Total stockholders' equity  $ 5,349,769  $ 5,301,406
     
  Nine Months Ended
  September 30,
In thousands 2014 2013
Cash provided by (used in)    
Operating activities  $ 885,097  $ 1,012,209
Investing activities  (788,923)  (951,703)
Financing activities  (88,925)  (132,469)

Non-GAAP Measures

Adjusted net income is a non-GAAP measure provided as a supplement to present an alternative net income measure which excludes expense and income items (and their related tax effects) not directly related to the Company's ongoing operations. The excluded items for the periods presented are those which reflect the noncash fair value adjustments on the Company's commodity derivatives and a contingent liability, estimated Delhi Field remediation costs and insurance reimbursements, the cost of early debt extinguishment, the portion of CO2 and helium discovery and operating expenses attributable to exploration costs, helium contract-related charges, and transaction-related expenses. Management believes that adjusted net income may be helpful to investors, and is widely used by the investment community, while also being used by management, in evaluating the comparability of the Company's ongoing operational results and trends. Adjusted net income should not be considered in isolation or as a substitute for net income reported in accordance with GAAP, but rather to provide additional information useful in evaluating the Company's operational trends and performance.

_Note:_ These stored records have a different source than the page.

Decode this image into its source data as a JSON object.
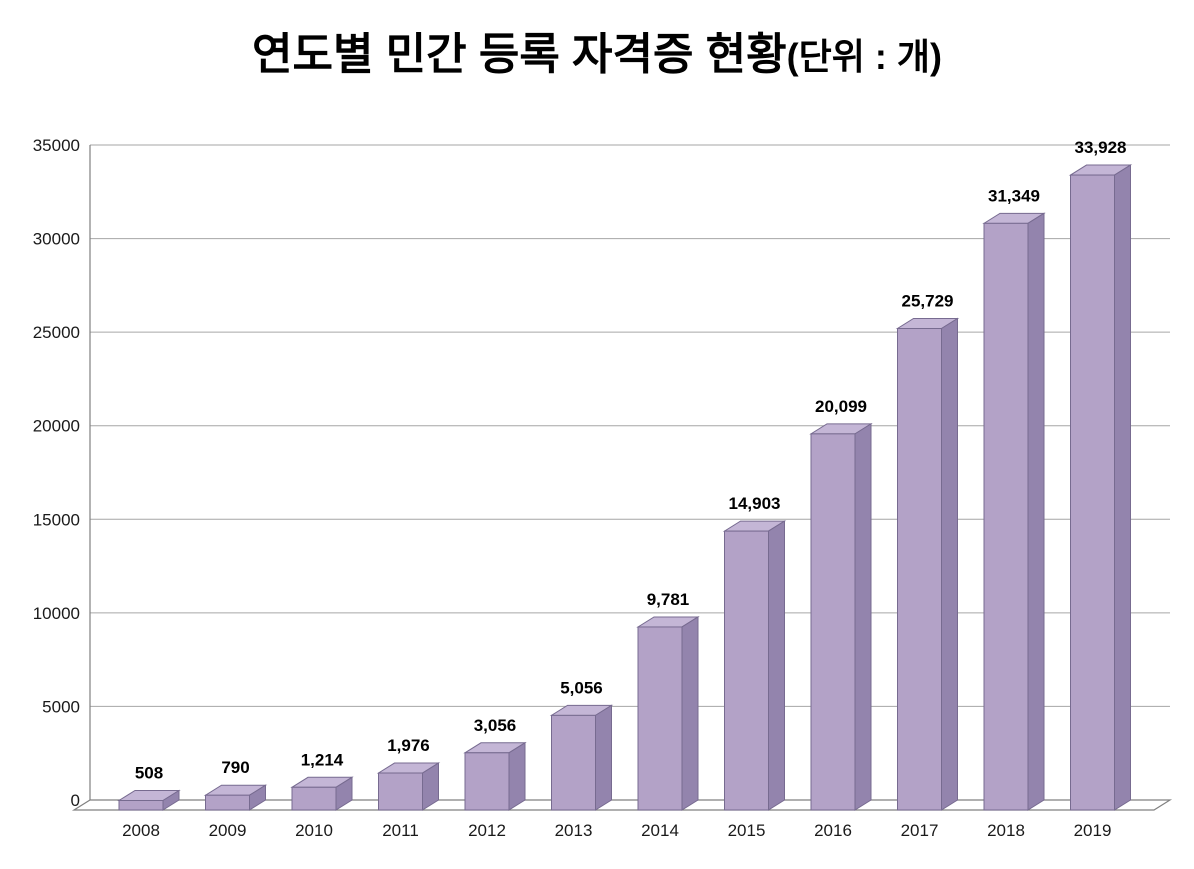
{
  "title": {
    "main": "연도별 민간 등록 자격증 현황",
    "unit": "(단위 : 개)"
  },
  "chart_data": {
    "type": "bar",
    "style": "3d-column",
    "title": "연도별 민간 등록 자격증 현황(단위 : 개)",
    "xlabel": "",
    "ylabel": "",
    "categories": [
      "2008",
      "2009",
      "2010",
      "2011",
      "2012",
      "2013",
      "2014",
      "2015",
      "2016",
      "2017",
      "2018",
      "2019"
    ],
    "values": [
      508,
      790,
      1214,
      1976,
      3056,
      5056,
      9781,
      14903,
      20099,
      25729,
      31349,
      33928
    ],
    "value_labels": [
      "508",
      "790",
      "1,214",
      "1,976",
      "3,056",
      "5,056",
      "9,781",
      "14,903",
      "20,099",
      "25,729",
      "31,349",
      "33,928"
    ],
    "ylim": [
      0,
      35000
    ],
    "ytick_step": 5000,
    "ytick_labels": [
      "0",
      "5000",
      "10000",
      "15000",
      "20000",
      "25000",
      "30000",
      "35000"
    ],
    "grid": true,
    "legend": "none",
    "colors": {
      "bar_front": "#b3a2c7",
      "bar_top": "#c4b6d6",
      "bar_side": "#9384ad",
      "bar_outline": "#776b90",
      "gridline": "#a6a6a6",
      "axis": "#808080",
      "label": "#1a1a1a",
      "background": "#ffffff"
    }
  }
}
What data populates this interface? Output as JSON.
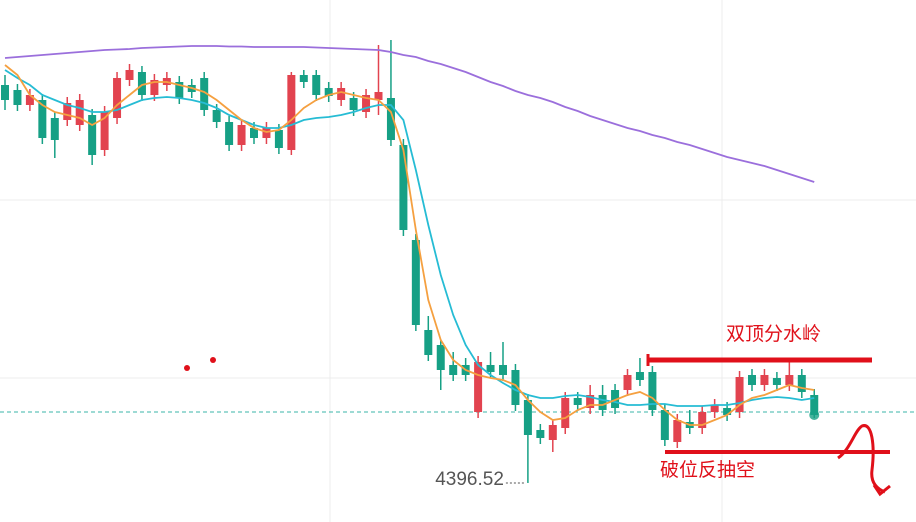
{
  "chart_data": {
    "type": "candlestick",
    "up_color": "#e2434f",
    "down_color": "#16a085",
    "ylim": [
      4377,
      4638
    ],
    "open": [
      4595.5,
      4593,
      4585.5,
      4588,
      4579,
      4578,
      4575.5,
      4580.5,
      4563,
      4579,
      4598,
      4602,
      4590.5,
      4595.5,
      4597,
      4595.5,
      4599,
      4583,
      4577,
      4565.5,
      4574,
      4569,
      4573,
      4563,
      4600.5,
      4600.5,
      4594,
      4588,
      4589,
      4582,
      4588,
      4589,
      4565.5,
      4518,
      4473,
      4465.5,
      4455.5,
      4455.5,
      4432,
      4455.5,
      4455.5,
      4453,
      4438,
      4423,
      4418,
      4424,
      4439,
      4434,
      4440.5,
      4443,
      4443,
      4452,
      4452,
      4433,
      4417,
      4427,
      4424,
      4432,
      4434,
      4432,
      4450.5,
      4445.5,
      4449,
      4445.5,
      4450.5,
      4440.5
    ],
    "high": [
      4600.5,
      4596,
      4593.5,
      4591,
      4582,
      4589.5,
      4591,
      4583.5,
      4585,
      4602,
      4606,
      4605,
      4601,
      4602,
      4600,
      4598.5,
      4602,
      4586,
      4580,
      4578.5,
      4577,
      4577,
      4576,
      4602,
      4603,
      4603,
      4597,
      4597,
      4592,
      4593.5,
      4615.5,
      4618,
      4568.5,
      4521,
      4480,
      4468.5,
      4462,
      4459,
      4460,
      4462,
      4467,
      4456,
      4441,
      4426,
      4428.5,
      4442,
      4442,
      4445.5,
      4445.5,
      4446,
      4453.5,
      4459,
      4455,
      4436,
      4431,
      4433,
      4435,
      4438.5,
      4437,
      4452.5,
      4453.5,
      4453.5,
      4452,
      4458,
      4453.5,
      4443.5
    ],
    "low": [
      4583,
      4582.5,
      4582.5,
      4566,
      4559,
      4575,
      4572.5,
      4555.5,
      4560,
      4576,
      4595,
      4587.5,
      4587.5,
      4592.5,
      4586,
      4589,
      4580,
      4574,
      4562.5,
      4562.5,
      4566,
      4566,
      4561,
      4560.5,
      4594,
      4587.5,
      4587,
      4585,
      4580,
      4579,
      4580.5,
      4565,
      4520,
      4472.5,
      4457.5,
      4443,
      4447.5,
      4447.5,
      4429,
      4449,
      4447.5,
      4432.5,
      4396.52,
      4416,
      4412,
      4421,
      4432.5,
      4431,
      4430,
      4431,
      4440,
      4445,
      4430,
      4415,
      4414,
      4421,
      4421,
      4429,
      4427.5,
      4429,
      4442.5,
      4442.5,
      4442.5,
      4442.5,
      4439,
      4429
    ],
    "close": [
      4588,
      4585.5,
      4590.5,
      4569,
      4568,
      4586.5,
      4588,
      4560.5,
      4582,
      4599,
      4603,
      4590.5,
      4598,
      4599,
      4589,
      4592,
      4583,
      4577,
      4565.5,
      4575.5,
      4569,
      4574,
      4564,
      4600.5,
      4597,
      4590.5,
      4590,
      4594,
      4583,
      4590.5,
      4592,
      4568,
      4523,
      4475.5,
      4460.5,
      4453,
      4450.5,
      4450.5,
      4457,
      4452,
      4450.5,
      4435.5,
      4420.5,
      4419,
      4425.5,
      4439,
      4435.5,
      4440.5,
      4433,
      4434,
      4450.5,
      4448,
      4433,
      4418,
      4428,
      4424,
      4432,
      4435.5,
      4430.5,
      4449.5,
      4445.5,
      4450.5,
      4445.5,
      4450.5,
      4442,
      4430.5
    ],
    "series": [
      {
        "color": "#9b6fdc",
        "values": [
          4609,
          4609.5,
          4610,
          4610.5,
          4611,
          4611.5,
          4612,
          4612.5,
          4613,
          4613.25,
          4613.5,
          4614,
          4614.25,
          4614.5,
          4614.75,
          4615,
          4615,
          4615,
          4614.75,
          4614.75,
          4614.5,
          4614.5,
          4614.5,
          4614.5,
          4614.5,
          4614.25,
          4614,
          4613.75,
          4613.5,
          4613.25,
          4613,
          4612,
          4610.5,
          4609.5,
          4607.5,
          4606,
          4604,
          4602,
          4599.5,
          4597,
          4595,
          4592.5,
          4590.5,
          4589,
          4587,
          4584.5,
          4582.5,
          4580,
          4578,
          4576,
          4574,
          4572.5,
          4570.5,
          4569,
          4567,
          4565.5,
          4563.5,
          4561.5,
          4559.5,
          4558,
          4556.5,
          4555,
          4553,
          4551,
          4549,
          4547
        ]
      },
      {
        "color": "#26bcd4",
        "values": [
          4603,
          4599,
          4595.5,
          4590.5,
          4588,
          4585.5,
          4584,
          4582,
          4582,
          4583,
          4585.5,
          4588,
          4589,
          4589.5,
          4589,
          4588,
          4586.5,
          4584,
          4580.5,
          4578,
          4575.5,
          4574,
          4574,
          4575.5,
          4578,
          4579,
          4579.5,
          4580.5,
          4582,
          4584,
          4585.5,
          4585.5,
          4578,
          4553,
          4525.5,
          4500.5,
          4480.5,
          4465.5,
          4455.5,
          4450.5,
          4446.5,
          4443,
          4440.5,
          4439,
          4439,
          4440,
          4440.5,
          4439.5,
          4438,
          4437,
          4435.5,
          4435.5,
          4436,
          4436,
          4435,
          4435,
          4435,
          4435.5,
          4435.5,
          4436.5,
          4438,
          4439,
          4439.5,
          4439,
          4438,
          4439
        ]
      },
      {
        "color": "#f5a040",
        "values": [
          4605.5,
          4600.5,
          4590.5,
          4585.5,
          4582,
          4580.5,
          4579,
          4575.5,
          4579,
          4585.5,
          4590.5,
          4595.5,
          4597,
          4597,
          4595.5,
          4594,
          4592,
          4588,
          4583,
          4578,
          4574,
          4572,
          4573,
          4578,
          4584,
          4588,
          4590.5,
          4592,
          4590.5,
          4589,
          4588,
          4582,
          4563,
          4523,
          4488,
          4468,
          4458,
          4453,
          4450.5,
          4449,
          4448,
          4445.5,
          4438,
          4432,
          4428,
          4429,
          4433,
          4435.5,
          4435.5,
          4438,
          4440.5,
          4442,
          4439,
          4433,
          4428,
          4425.5,
          4425.5,
          4428,
          4430.5,
          4435.5,
          4439,
          4440.5,
          4443,
          4445.5,
          4444,
          4443
        ]
      }
    ],
    "current_price": 4432,
    "annotations": [
      "双顶分水岭",
      "破位反抽空"
    ]
  }
}
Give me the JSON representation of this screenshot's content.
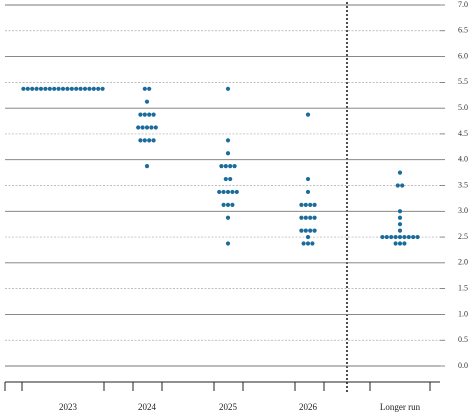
{
  "chart_data": {
    "type": "dot",
    "categories": [
      "2023",
      "2024",
      "2025",
      "2026",
      "Longer run"
    ],
    "dots": [
      {
        "levels": [
          5.375
        ],
        "counts": [
          19
        ]
      },
      {
        "levels": [
          5.375,
          5.125,
          4.875,
          4.625,
          4.375,
          3.875
        ],
        "counts": [
          2,
          1,
          4,
          5,
          4,
          1
        ]
      },
      {
        "levels": [
          5.375,
          4.375,
          4.125,
          3.875,
          3.625,
          3.375,
          3.125,
          2.875,
          2.375
        ],
        "counts": [
          1,
          1,
          1,
          4,
          2,
          5,
          3,
          1,
          1
        ]
      },
      {
        "levels": [
          4.875,
          3.625,
          3.375,
          3.125,
          2.875,
          2.625,
          2.5,
          2.375
        ],
        "counts": [
          1,
          1,
          1,
          4,
          4,
          4,
          1,
          3
        ]
      },
      {
        "levels": [
          3.75,
          3.5,
          3.0,
          2.875,
          2.75,
          2.625,
          2.5,
          2.375
        ],
        "counts": [
          1,
          2,
          1,
          1,
          1,
          1,
          9,
          3
        ]
      }
    ],
    "color": "#1b6c9c",
    "ylim": [
      0,
      7
    ],
    "yticks": [
      {
        "value": 0,
        "label": "0.0"
      },
      {
        "value": 0.5,
        "label": "0.5"
      },
      {
        "value": 1,
        "label": "1.0"
      },
      {
        "value": 1.5,
        "label": "1.5"
      },
      {
        "value": 2,
        "label": "2.0"
      },
      {
        "value": 2.5,
        "label": "2.5"
      },
      {
        "value": 3,
        "label": "3.0"
      },
      {
        "value": 3.5,
        "label": "3.5"
      },
      {
        "value": 4,
        "label": "4.0"
      },
      {
        "value": 4.5,
        "label": "4.5"
      },
      {
        "value": 5,
        "label": "5.0"
      },
      {
        "value": 5.5,
        "label": "5.5"
      },
      {
        "value": 6,
        "label": "6.0"
      },
      {
        "value": 6.5,
        "label": "6.5"
      },
      {
        "value": 7,
        "label": "7.0"
      }
    ],
    "grid": true
  }
}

Adjusted cash flow from operations is a non-GAAP measure that represents cash flow provided by operations before changes in assets and liabilities, as summarized from the Company's Consolidated Statements of Cash Flows. Adjusted cash flow from operations measures the cash flow earned or incurred from operating activities without regard to the collection or payment of associated receivables or payables. Management believes that it is important to consider this additional measure, along with cash flow from operations, as it believes the non-GAAP measure can often be a better way to discuss changes in operating trends in its business caused by changes in production, prices, operating costs and so forth, without regard to whether the earned or incurred item was collected or paid during that period.

Noncash fair value adjustments on commodity derivatives is a non-GAAP measure and is different from "Commodity derivatives expense (income)" in the Consolidated Statements of Operations in that the noncash fair value adjustments on commodity derivatives represent only the net change between periods of the fair market values of open commodity derivative positions, and exclude the impact of cash settlements on commodity derivatives during the period. Management believes that noncash fair value adjustments on commodity derivatives is a useful supplemental disclosure to "Commodity derivatives expense (income)" because the GAAP measure also includes cash settlements on commodity derivatives during the period; the non-GAAP measure is widely used within the industry and by securities analysts, banks and credit rating agencies within the calculation of EBITDA and in adjusting net income to present those measures on a comparative basis across companies, as well as to assess compliance with certain debt covenants.